Settled in Sand : State-making, Recognition and Resource Rights in the Agro-industrial Landscape
Summary, in English
Across the world, economic interests and state-making interventions have converged to dispossess small-scale farmers, rural and urban dwellers – often through violent means. Situated in the sugarcane plantation landscape in the Cauca Valley in western Colombia, this dissertation explores how life is lived after dispossession. The research is based on ethnographic fieldwork in the Afro-descendant village (2016-2018), where I employed methods of participatory observation, semi-structured interviews, document reviews and audio-visual methods. Drawing on literature from political ecology, state-making and the politics of recognition, I examine how the villagers, construct their lifeworlds around independent livelihoods – mainly manual sand extraction – and notions of community, dignity and recognition. As their right to extraction is threatened by a competing claim, they seek formalisation in the government institutions, only to be faced with a complex legal-institutional framework that favours the wealthy, lettered and connected population.

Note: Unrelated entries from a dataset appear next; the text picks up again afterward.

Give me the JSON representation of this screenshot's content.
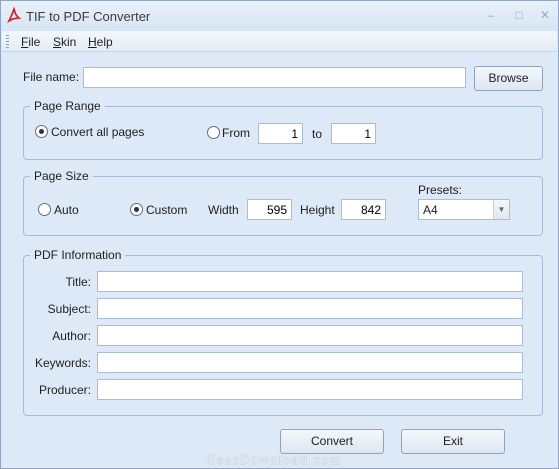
{
  "window": {
    "title": "TIF to PDF Converter"
  },
  "menu": {
    "items": [
      "File",
      "Skin",
      "Help"
    ]
  },
  "file": {
    "label": "File name:",
    "value": "",
    "browse_label": "Browse"
  },
  "page_range": {
    "title": "Page Range",
    "convert_all_label": "Convert all pages",
    "from_label": "From",
    "from_value": "1",
    "to_label": "to",
    "to_value": "1",
    "selected": "Convert all pages"
  },
  "page_size": {
    "title": "Page Size",
    "auto_label": "Auto",
    "custom_label": "Custom",
    "selected": "Custom",
    "width_label": "Width",
    "width_value": "595",
    "height_label": "Height",
    "height_value": "842",
    "presets_label": "Presets:",
    "preset_value": "A4"
  },
  "pdf_info": {
    "title": "PDF Information",
    "fields": [
      {
        "label": "Title:",
        "value": ""
      },
      {
        "label": "Subject:",
        "value": ""
      },
      {
        "label": "Author:",
        "value": ""
      },
      {
        "label": "Keywords:",
        "value": ""
      },
      {
        "label": "Producer:",
        "value": ""
      }
    ]
  },
  "actions": {
    "convert_label": "Convert",
    "exit_label": "Exit"
  },
  "watermark": "GearDownload.com",
  "colors": {
    "window_bg": "#dde9f6",
    "border": "#a5bbd4",
    "pdf_icon": "#d4161c"
  }
}
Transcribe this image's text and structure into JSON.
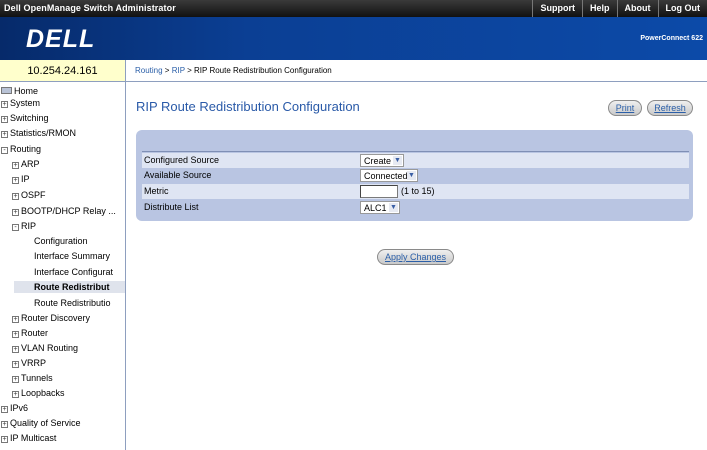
{
  "topbar": {
    "app_title": "Dell OpenManage Switch Administrator",
    "links": [
      "Support",
      "Help",
      "About",
      "Log Out"
    ]
  },
  "banner": {
    "logo_text": "DELL",
    "product": "PowerConnect 622"
  },
  "device": {
    "ip": "10.254.24.161"
  },
  "breadcrumb": {
    "items": [
      "Routing",
      "RIP",
      "RIP Route Redistribution Configuration"
    ],
    "separator": " > "
  },
  "sidebar": {
    "items": [
      {
        "label": "Home",
        "toggle": ""
      },
      {
        "label": "System",
        "toggle": "+"
      },
      {
        "label": "Switching",
        "toggle": "+"
      },
      {
        "label": "Statistics/RMON",
        "toggle": "+"
      },
      {
        "label": "Routing",
        "toggle": "-"
      },
      {
        "label": "ARP",
        "toggle": "+"
      },
      {
        "label": "IP",
        "toggle": "+"
      },
      {
        "label": "OSPF",
        "toggle": "+"
      },
      {
        "label": "BOOTP/DHCP Relay ...",
        "toggle": "+"
      },
      {
        "label": "RIP",
        "toggle": "-"
      },
      {
        "label": "Configuration",
        "toggle": ""
      },
      {
        "label": "Interface Summary",
        "toggle": ""
      },
      {
        "label": "Interface Configurat",
        "toggle": ""
      },
      {
        "label": "Route Redistribut",
        "toggle": ""
      },
      {
        "label": "Route Redistributio",
        "toggle": ""
      },
      {
        "label": "Router Discovery",
        "toggle": "+"
      },
      {
        "label": "Router",
        "toggle": "+"
      },
      {
        "label": "VLAN Routing",
        "toggle": "+"
      },
      {
        "label": "VRRP",
        "toggle": "+"
      },
      {
        "label": "Tunnels",
        "toggle": "+"
      },
      {
        "label": "Loopbacks",
        "toggle": "+"
      },
      {
        "label": "IPv6",
        "toggle": "+"
      },
      {
        "label": "Quality of Service",
        "toggle": "+"
      },
      {
        "label": "IP Multicast",
        "toggle": "+"
      }
    ]
  },
  "page": {
    "title": "RIP Route Redistribution Configuration",
    "print_label": "Print",
    "refresh_label": "Refresh",
    "apply_label": "Apply Changes"
  },
  "form": {
    "configured_source": {
      "label": "Configured Source",
      "value": "Create"
    },
    "available_source": {
      "label": "Available Source",
      "value": "Connected"
    },
    "metric": {
      "label": "Metric",
      "value": "",
      "hint": "(1 to 15)"
    },
    "distribute_list": {
      "label": "Distribute List",
      "value": "ALC1"
    }
  },
  "colors": {
    "accent": "#2a5aa8",
    "banner": "#0b3f94",
    "panel": "#b9c5e2",
    "ip_box": "#ffffcc"
  }
}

While ethnic recognition and titling of a collective territory open an opportunity for defending their rights, its implementation does not secure the villagers’ control over resources, but rather liberates the resource for capitalist interests. Thus, while the villagers endure through values of community, dignity, autonomy and recognition, political and economic interests continue to converge in new forms of dispossession, upholding and deepening rural inequalities.